Natural and synthetic polymers are rarely used (especially in the field of textiles) in their original color. The coloring of the polymers is carried out not only for the sake of their appearance but also for other purposes, for example, to improve the stability of the polymers to light by incorporating TiO.sub.2, optionally mixed with other light protective agents and other substances.
Polymers, for example in the form of fibers or textiles, employed in the textile industry may be colored by various methods. Dyeing and printing processes which employ soluble dyes are known, e.g. direct dyes for cellulose fibers, acid dyes for wool, basic dyes for polyacrylonitrile, and the like. Another method consists of dyeing and printing using pigments which are applied to the surface of polyester fibers, for example, in the form of dispersions, and which diffuse into the fibers and dissolve in them. Direct incorporation of dyes in the fibers by spinning is also known. Dyeing and printing textiles can also be carried out by pigment dyeing and pigment printing processes using binders. In these cases, the binder binds the pigment to the surface of the fiber or textile.
For practical reasons, the number of processes commonly employed for coloring polymers which are used as coating agents is much smaller than those employed for coloring and printing the textiles themselves.
For coloring coating compounds for textiles it is most common to use color pigments which are generally insoluble in the polymers.

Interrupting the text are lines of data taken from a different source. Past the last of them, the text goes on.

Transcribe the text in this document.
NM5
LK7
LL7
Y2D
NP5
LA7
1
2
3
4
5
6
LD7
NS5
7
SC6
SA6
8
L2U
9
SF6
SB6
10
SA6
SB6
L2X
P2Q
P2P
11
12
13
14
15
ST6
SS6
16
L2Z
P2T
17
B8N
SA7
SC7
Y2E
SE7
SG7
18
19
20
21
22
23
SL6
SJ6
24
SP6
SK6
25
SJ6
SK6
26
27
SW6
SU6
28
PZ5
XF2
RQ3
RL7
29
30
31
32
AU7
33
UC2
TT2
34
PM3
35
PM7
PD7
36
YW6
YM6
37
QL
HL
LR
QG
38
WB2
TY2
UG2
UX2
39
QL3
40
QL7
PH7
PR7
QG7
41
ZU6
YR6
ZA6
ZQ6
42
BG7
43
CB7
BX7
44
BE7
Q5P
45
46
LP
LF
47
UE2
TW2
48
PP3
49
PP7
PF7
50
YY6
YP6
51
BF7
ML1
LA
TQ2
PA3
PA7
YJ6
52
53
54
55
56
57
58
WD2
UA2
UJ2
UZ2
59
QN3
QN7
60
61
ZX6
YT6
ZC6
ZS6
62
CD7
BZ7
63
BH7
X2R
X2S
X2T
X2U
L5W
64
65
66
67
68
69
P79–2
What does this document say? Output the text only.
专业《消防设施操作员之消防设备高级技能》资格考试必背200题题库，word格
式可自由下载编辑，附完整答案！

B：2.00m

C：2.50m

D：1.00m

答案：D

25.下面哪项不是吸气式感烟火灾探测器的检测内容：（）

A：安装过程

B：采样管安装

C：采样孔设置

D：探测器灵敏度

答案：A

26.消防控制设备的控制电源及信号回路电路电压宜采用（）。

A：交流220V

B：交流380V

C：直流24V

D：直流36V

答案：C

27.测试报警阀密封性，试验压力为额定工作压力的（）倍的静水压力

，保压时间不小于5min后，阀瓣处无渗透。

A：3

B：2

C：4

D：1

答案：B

Thus, for example, in polyurethane coating compounds it is preferred to use color pigments of either organic or inorganic origin. The color yield depends on the particle size of the color pigments. The larger the surface area of the pigments, that is to say the more finely divided the pigment, the greater is the color yield.
Since it is extremely difficult to obtain pigments of reproducible particle size by mechanical methods using bar looms and therefore more difficult to form patterns, it has become customary in some cases to work up the pigments in large batches and to control the particle size by coating the small particles of pigment with a coating resin. This prevents the finely divided pigments from reagglomerating. The disadvantage of this method is that when preparing the pigment paste the coating resin must always be compatible with the polymer with which the pigment is to be covered.

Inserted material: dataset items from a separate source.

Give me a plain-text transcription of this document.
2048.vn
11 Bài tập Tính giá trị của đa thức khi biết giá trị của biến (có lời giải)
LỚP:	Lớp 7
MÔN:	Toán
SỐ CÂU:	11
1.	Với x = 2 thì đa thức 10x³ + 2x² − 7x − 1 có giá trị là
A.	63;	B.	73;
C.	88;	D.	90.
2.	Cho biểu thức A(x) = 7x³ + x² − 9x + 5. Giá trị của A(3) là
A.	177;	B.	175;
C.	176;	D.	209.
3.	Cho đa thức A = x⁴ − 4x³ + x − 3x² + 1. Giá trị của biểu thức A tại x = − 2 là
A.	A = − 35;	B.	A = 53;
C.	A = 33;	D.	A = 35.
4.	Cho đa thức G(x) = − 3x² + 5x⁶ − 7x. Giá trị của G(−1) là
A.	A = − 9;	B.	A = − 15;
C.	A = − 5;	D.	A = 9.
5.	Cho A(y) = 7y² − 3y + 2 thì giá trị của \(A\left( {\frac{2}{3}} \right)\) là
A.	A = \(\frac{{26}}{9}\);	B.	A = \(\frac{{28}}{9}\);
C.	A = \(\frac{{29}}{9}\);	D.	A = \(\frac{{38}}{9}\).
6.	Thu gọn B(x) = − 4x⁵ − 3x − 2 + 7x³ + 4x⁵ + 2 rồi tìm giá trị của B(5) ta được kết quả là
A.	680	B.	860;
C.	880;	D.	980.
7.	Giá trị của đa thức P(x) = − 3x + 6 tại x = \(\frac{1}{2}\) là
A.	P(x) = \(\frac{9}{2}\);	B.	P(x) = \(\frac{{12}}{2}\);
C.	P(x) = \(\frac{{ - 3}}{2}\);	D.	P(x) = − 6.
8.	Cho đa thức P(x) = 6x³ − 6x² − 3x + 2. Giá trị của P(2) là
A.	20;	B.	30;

The use of purely inorganic or organic color pigments has also some other disadvantages. Inorganic pigments often have a rather low intensity color and the range of shades is relatively restricted. Organic pigments provide a wide choice of intensive and brillant shades, but they tend to migrate under the action of heat and sometimes even to sublimate. This tendency is increased by, among other things, finishing the surface with silicons.
The dyeability of polyurethane coating compounds also depends on the system. For one and two component polyurethanes, the solid substance which is applied as a solution in an organic solvent can be colored both with finished (coated) and unfinished pigments (unfinished pigments must be ground). Only in some cases can aqueous polyurethane suspensions be dyed satisfactorily with pigment preparations. Moreover, polyurethane coating powders are not colored to a sufficiently high intensity with pigment preparations.

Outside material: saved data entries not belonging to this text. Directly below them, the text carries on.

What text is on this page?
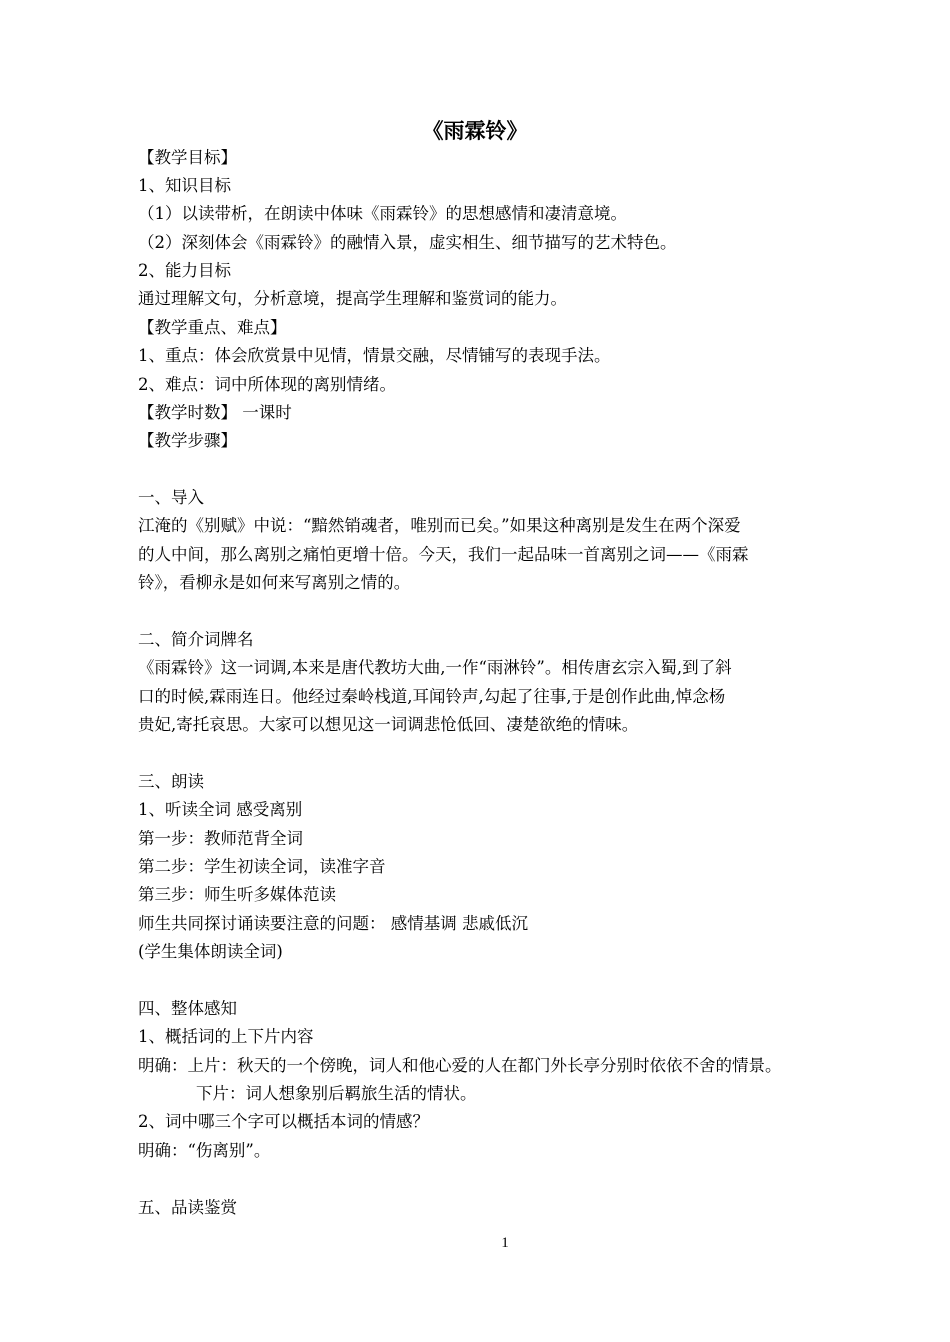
《雨霖铃》
【教学目标】
1、知识目标
（1）以读带析，在朗读中体味《雨霖铃》的思想感情和凄清意境。
（2）深刻体会《雨霖铃》的融情入景，虚实相生、细节描写的艺术特色。
2、能力目标
通过理解文句，分析意境，提高学生理解和鉴赏词的能力。
【教学重点、难点】
1、重点：体会欣赏景中见情，情景交融，尽情铺写的表现手法。
2、难点：词中所体现的离别情绪。
【教学时数】 一课时
【教学步骤】
一、导入
江淹的《别赋》中说：“黯然销魂者，唯别而已矣。”如果这种离别是发生在两个深爱
的人中间，那么离别之痛怕更增十倍。今天，我们一起品味一首离别之词——《雨霖
铃》，看柳永是如何来写离别之情的。
二、简介词牌名
《雨霖铃》这一词调,本来是唐代教坊大曲,一作“雨淋铃”。相传唐玄宗入蜀,到了斜
口的时候,霖雨连日。他经过秦岭栈道,耳闻铃声,勾起了往事,于是创作此曲,悼念杨
贵妃,寄托哀思。大家可以想见这一词调悲怆低回、凄楚欲绝的情味。
三、朗读
1、听读全词 感受离别
第一步：教师范背全词
第二步：学生初读全词，读准字音
第三步：师生听多媒体范读
师生共同探讨诵读要注意的问题： 感情基调 悲戚低沉
(学生集体朗读全词)
四、整体感知
1、概括词的上下片内容
明确：上片：秋天的一个傍晚，词人和他心爱的人在都门外长亭分别时依依不舍的情景。
下片：词人想象别后羁旅生活的情状。
2、词中哪三个字可以概括本词的情感？
明确：“伤离别”。
五、品读鉴赏
1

One major disadvantage of one-component and two-component polyurethanes which contain color producing groups which are chemically incorporated in the polymer molecule is that they cannot be blended indiscriminately with any uncolored or differently colored polyurethane solutions because polyurethanes which differ from each other chemically are frequently incompatible with each other, depending on whether they have been synthesized from polyesters or polyethers, aliphatic or aromatic polyisocyanates or chain lengthening agents.